Llega una de nuestras citas predilectas en el calendario festivalero de Barcelona: el Americana, festival de cine independiente norteamericano (salvo algunas cosas, que diría aquél) de la ciudad. El año pasado, nuestro paso por las salas de los cines Girona, principal sede del certamen, fue bastante fugaz -aunque intenso-, pero en esta edición hemos podido explayarnos como nos gusta siempre que tenemos ocasión. Y hemos vuelto a encontrarnos con una programación con un nivel medio de calidad muy notable y una organización que, pese a sus limitaciones naturales, saca adelante una de las propuestas más atractivas de la agenda cinematográfica barcelonesa.

Para entrar en materia, vamos a empezar nuestro parte agrupando algunas propuestas que este año han decidido invertir su exiguo presupuesto en celuloide. Una inversión que agradecemos porque, cuando se conjuga con un buen sentido del encuadre, hay pocas cosas más placenteras de ver en pantalla que una buena cinta de 16 milímetros. Y ya el primer día de festival acudimos a la que será la ganadora de los premios del público y de la crítica, Riceboy sleeps. La película, segundo largo del director Anthony Shim, narra la experiencia de un niño de origen coreano que crece durante los años 90 en un suburbio de Canadá. Sin recurrir a sentimentalismos baratos o denuncias simplonas (nuestros mayores miedos cuando nos presentan este tipo de argumentos), Riceboy sleeps consigue retratar con delicadez la experiencia del migrante, que se adapta al lugar donde se encuentra porque no le queda otra, pero que a la vez no deja nunca de sentirse un poco como un pez fuera del agua. Y así, Shim se decanta por una narración muy sencilla, que se podría encuadrar -como el resto de películas de esta crónica- en eso que llaman slice of life, y que se pasea con suavidad por escenas que dibujan las relaciones madre-hijo, los avatares cotidianos y el descubrimiento de las propias raíces, mientras despliega un gusto exquisito en las formas, algo que sin duda ha marcado la diferencia a la hora de conseguir el favor de los espectadores.
También recurre a esas texturas que tan bien le sientan al cine de enfoque naturalista Every day in Kaimuki, de Alika Tengan. Su protagonista, oriundo de Hawai, está a punto de dejar atrás su vida en la isla para mudarse a Nueva York, algo con lo que siempre ha soñado. Y nosotros vamos a ser testigos mudos de ese período de inpass, mientras presenciamos su día a día, las relaciones con sus amigos skaters, con su novia, su trabajo… Un recorrido, en definitiva, por todo aquello que está a punto de cambiar, y que se convierte en el centro de la película. ¿Volará finalmente Naz o decidirá quedarse en el lugar donde ha construido su vida? Si bien Every day in Kaimuki no da siempre en el clavo con el ritmo, ni tiene un protagonista con el que sea especialmente fácil empatizar, también es cierto que es capaz de captar la esencia del vértigo que precede al posible cambio y está empapada de una melancolía muy a ras de suelo, consiguiendo que uno sienta, si decide entregarse a la película, lo que se cuece dentro de este joven y su pareja. Una melodía de pocas notas, que a cada repetición suman matices para conseguir finalmente profundidad.

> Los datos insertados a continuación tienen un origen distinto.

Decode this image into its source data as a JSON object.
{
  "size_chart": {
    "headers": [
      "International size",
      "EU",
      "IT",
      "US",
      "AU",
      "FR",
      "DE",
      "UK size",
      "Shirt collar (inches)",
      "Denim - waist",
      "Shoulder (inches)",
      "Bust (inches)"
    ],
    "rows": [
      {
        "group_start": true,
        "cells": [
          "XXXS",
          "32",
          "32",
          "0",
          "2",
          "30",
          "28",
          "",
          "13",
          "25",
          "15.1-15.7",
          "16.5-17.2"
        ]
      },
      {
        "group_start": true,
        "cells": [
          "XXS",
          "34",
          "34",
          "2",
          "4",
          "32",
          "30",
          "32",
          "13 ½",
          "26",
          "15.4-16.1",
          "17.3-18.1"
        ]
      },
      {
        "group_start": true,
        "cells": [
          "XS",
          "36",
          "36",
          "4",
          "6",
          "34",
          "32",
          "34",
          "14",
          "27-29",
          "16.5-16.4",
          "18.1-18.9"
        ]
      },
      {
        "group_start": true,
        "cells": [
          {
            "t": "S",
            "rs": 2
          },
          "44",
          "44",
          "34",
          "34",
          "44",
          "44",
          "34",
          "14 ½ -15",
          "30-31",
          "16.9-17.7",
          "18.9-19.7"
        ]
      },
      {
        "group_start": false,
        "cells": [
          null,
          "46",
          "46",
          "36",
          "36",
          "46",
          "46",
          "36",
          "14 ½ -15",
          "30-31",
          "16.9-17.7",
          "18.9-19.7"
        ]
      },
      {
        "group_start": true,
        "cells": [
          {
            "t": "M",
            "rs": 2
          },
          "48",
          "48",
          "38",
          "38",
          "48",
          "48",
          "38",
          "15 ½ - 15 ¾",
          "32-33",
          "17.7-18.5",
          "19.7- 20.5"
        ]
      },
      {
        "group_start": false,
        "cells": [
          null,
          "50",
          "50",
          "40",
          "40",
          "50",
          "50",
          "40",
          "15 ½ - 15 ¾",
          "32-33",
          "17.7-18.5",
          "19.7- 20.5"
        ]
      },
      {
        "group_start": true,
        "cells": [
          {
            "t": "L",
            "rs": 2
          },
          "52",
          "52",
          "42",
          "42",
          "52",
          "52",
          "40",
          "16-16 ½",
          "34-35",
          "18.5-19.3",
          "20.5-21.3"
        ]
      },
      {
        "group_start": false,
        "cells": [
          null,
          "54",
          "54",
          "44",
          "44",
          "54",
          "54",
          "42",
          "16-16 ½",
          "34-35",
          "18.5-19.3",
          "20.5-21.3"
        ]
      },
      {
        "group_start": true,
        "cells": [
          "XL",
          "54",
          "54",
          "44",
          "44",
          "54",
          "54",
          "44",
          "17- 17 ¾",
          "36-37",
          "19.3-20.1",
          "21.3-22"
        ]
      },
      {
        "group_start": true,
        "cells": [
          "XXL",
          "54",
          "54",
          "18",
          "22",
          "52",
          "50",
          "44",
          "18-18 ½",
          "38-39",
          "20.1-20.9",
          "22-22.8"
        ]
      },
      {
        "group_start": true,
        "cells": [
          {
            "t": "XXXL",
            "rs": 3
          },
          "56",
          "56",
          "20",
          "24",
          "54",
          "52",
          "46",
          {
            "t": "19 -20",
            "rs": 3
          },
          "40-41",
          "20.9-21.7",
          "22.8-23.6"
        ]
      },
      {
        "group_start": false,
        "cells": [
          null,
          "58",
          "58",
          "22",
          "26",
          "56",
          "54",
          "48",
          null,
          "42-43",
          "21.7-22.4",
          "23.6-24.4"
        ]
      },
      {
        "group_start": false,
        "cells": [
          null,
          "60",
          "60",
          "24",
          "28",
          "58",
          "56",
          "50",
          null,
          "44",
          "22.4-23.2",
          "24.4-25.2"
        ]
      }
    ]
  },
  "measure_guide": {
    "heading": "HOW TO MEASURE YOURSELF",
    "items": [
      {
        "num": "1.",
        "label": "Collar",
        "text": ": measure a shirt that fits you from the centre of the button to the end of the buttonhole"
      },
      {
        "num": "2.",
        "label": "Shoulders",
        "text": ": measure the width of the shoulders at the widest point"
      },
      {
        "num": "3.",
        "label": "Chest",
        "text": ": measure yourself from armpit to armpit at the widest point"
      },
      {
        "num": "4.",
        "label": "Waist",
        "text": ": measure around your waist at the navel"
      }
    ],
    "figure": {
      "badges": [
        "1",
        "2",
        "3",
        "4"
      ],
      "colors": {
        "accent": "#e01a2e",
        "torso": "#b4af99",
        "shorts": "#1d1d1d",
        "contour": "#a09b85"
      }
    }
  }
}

Por último, la guinda del pastel: Falcon Lake. Mención especial del jurado, nosotros tenemos claro que es la mejor película que hemos visto en esta edición del Americana, y posiblemente de las mejores que veremos este año. Ambientada en Quebec, retrata las vacaciones de un chaval de trece años que se instala en una cabaña junto a su familia y unos amigos de sus padres. Éstos vienen a su vez acompañados de su hija, unos años mayor que él, e inevitablemente harán acto de presencia las fuerzas de la atracción. De formato minimalista, la película, con su calma, sus ambientes musicales y sus bosques tiene sin embargo la capacidad absorbente de un Cinemascope con Dolby Surround. La entrega de sus jóvenes protagonistas es encomiable, por cuanto se enfrentan a una representación del despertar sexual delicada pero sin tapujos y lo hacen con una valentía desarmante. La capacidad para retratar de una forma tan vívida y precisa la adolescencia por parte de su directora, Charlotte Le Bon (que se basa en un cómic de Bastien Vives) es pasmosa y, vista ya desde la edad adulta, se hace incluso sobrecogedora. Puede olerse en Falcon Lake el verano, la excitación, la tristeza, y la irreproducible agitación del descubrimiento. Es, en definitiva, un pequeño milagro, una de las películas más evocadoras y con más verdad que hemos podido presenciar en mucho tiempo.